It’s normal to choose favourites for everything the way you’d choose your favourite ice cream, even if it’s effectively irrelevant. Favourite colour, favourite season, favourite planet. The latter, of course, is Pluto. A mysterious, frozen landscape spinning so far from here even the centre of the universe seems closer (but that is wrong, for the record.)
In 2006 the International Astronomical Union (IAU), a collection of stuffy jerks who probably don’t even like ice cream, suddenly announced that Pluto is not a planet. Why? Apart from the stuffy jerk thing, the truth is “a planet” had not been properly defined before this. I guess for the first few thousand years of stargazing it seemed obvious enough to say “big spherical thing spinning around a star” without writing that down.

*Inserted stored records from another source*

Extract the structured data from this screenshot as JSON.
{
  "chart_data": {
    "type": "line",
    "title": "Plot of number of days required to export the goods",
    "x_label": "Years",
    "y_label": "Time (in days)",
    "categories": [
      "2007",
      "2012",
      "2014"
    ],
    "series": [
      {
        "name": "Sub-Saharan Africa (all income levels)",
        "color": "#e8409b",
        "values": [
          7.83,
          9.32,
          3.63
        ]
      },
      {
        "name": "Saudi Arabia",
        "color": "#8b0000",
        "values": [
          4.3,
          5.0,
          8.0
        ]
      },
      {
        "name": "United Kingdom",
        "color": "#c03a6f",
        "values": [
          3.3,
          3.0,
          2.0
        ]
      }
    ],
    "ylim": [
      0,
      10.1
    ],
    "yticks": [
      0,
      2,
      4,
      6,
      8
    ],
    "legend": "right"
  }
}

So Pluto was no longer a planet, specifically because it hadn’t cleared its orbit of debris. It was a dwarf planet, which sounded a lot to me like the IAU’s way of saying “Okay guys, we know you’re going to hate this, so we’re going to keep planet in its designation anyway, because we’re tired of never being invited to parties, and we do like ice cream a little bit, well, we like frozen yogurt, that’s nearly the same thing.” And the kerfuffle settled for a decade.
This week two astronomers have announced a new ninth planet far, far beyond Pluto, at a distance of 200 to 1200 AUs (1 AU = the distance from Earth to the sun) compared to Pluto’s puny 40 AUs. Astronomers have been announcing a possible Planet X for most of my lifetime, but this time it’s more or less confirmed. And it’s exciting. Very exciting. I should be over the moon (ha!) but I find myself irrationally resistant to the hype. One of the astronomers who found this new planet is the very same who made the discovery that led to Pluto’s reclassification as a dwarf planet. He’s even quoted as saying, “Killing Pluto was fun.”
It’s normal to feel defensive on behalf of a frozen ball of dirt 6 billion kilometres away, right?